Idles


(Copyright © 2019 Piero Scaruffi | Terms of Use )
Brutalism (2017), 6.5/10
Joy as an Act of Resistance (2018), 5/10
Links:

(Clicka qua per la versione Italiana)

English quintet Idles, after a false start with the mediocre EPs Welcome (2012) and Meat (2015), revitalized punk-rock on their album Brutalism (2017) with lightning-speed songs that pit raucous pub-grade shouter Joe Talbot against the incendiary guitars of Mark Bowen and Lee Kiernan and the relentless rhythm section of Adam Devonshire (bass) and Jon Beavis (drums). The limit of the project is that it sounds like a compendium of punk-rock of the 1970s. There are echoes of Clash, Fall and Stiff Little Fingers, as well as of their American counterparts (Ramones, Cramps) all over the album, from the savage psychobilly of Heel / Heal to the panzer voodoobilly of Divide & Conquer, from the ska-tinged Mother to the Devo madness of 10:49 Gotho. There is a comic undercurrent in the musichall steps of Well Done and in the emphatically poppy refrain of Benzocaine (over a feverish whirling rhythm), perhaps the album's most successful gag. There are more complex ideas in Date Night and Rachel Khoo that don't lose the energy. Nothing that we haven't heard before (a few hundred times), but nonetheless amusing and occasionally exciting.

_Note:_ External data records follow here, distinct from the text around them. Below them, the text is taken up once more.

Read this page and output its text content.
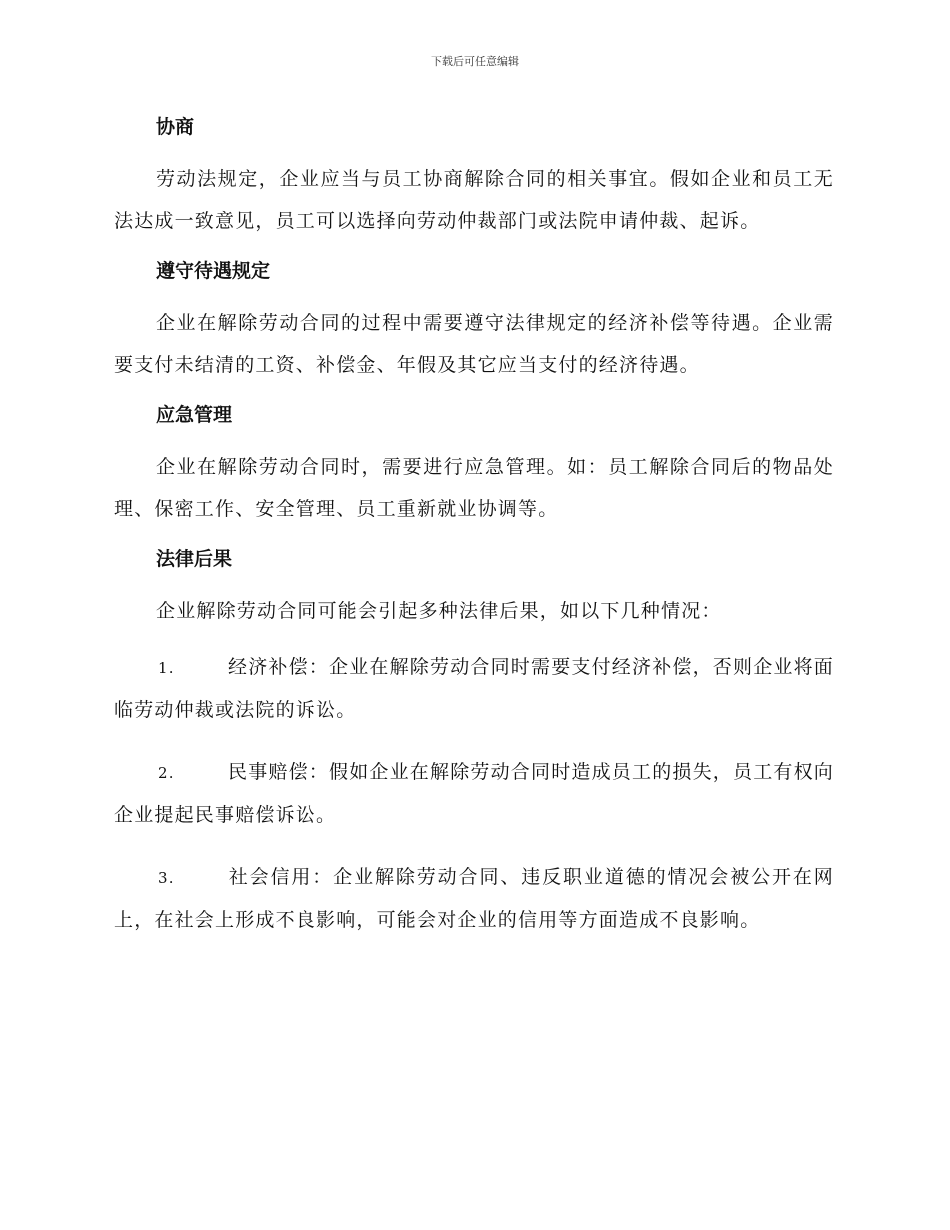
下载后可任意编辑
协商

劳动法规定，企业应当与员工协商解除合同的相关事宜。假如企业和员工无法达成一致意见，员工可以选择向劳动仲裁部门或法院申请仲裁、起诉。

遵守待遇规定

企业在解除劳动合同的过程中需要遵守法律规定的经济补偿等待遇。企业需要支付未结清的工资、补偿金、年假及其它应当支付的经济待遇。

应急管理

企业在解除劳动合同时，需要进行应急管理。如：员工解除合同后的物品处理、保密工作、安全管理、员工重新就业协调等。

法律后果

企业解除劳动合同可能会引起多种法律后果，如以下几种情况：

1.	经济补偿：企业在解除劳动合同时需要支付经济补偿，否则企业将面临劳动仲裁或法院的诉讼。

2.	民事赔偿：假如企业在解除劳动合同时造成员工的损失，员工有权向企业提起民事赔偿诉讼。

3.	社会信用：企业解除劳动合同、违反职业道德的情况会被公开在网上，在社会上形成不良影响，可能会对企业的信用等方面造成不良影响。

Unfortunately, the Idles lost most of their "brutalist" energy on Joy as an Act of Resistance (2018), the typical sophomore-album letdown. If you make it past the agitated (but rather tedious) Colossus, the magniloquent (but a bit clownish) Never Fight a Man with a Perm, and the poppy Danny Nedelko (a lame imitation of Green Day), you may enjoy the wild tribal charleston beat of I'm Scum and the one tune that is both visceral and melodic, Television. Not much else to salvage.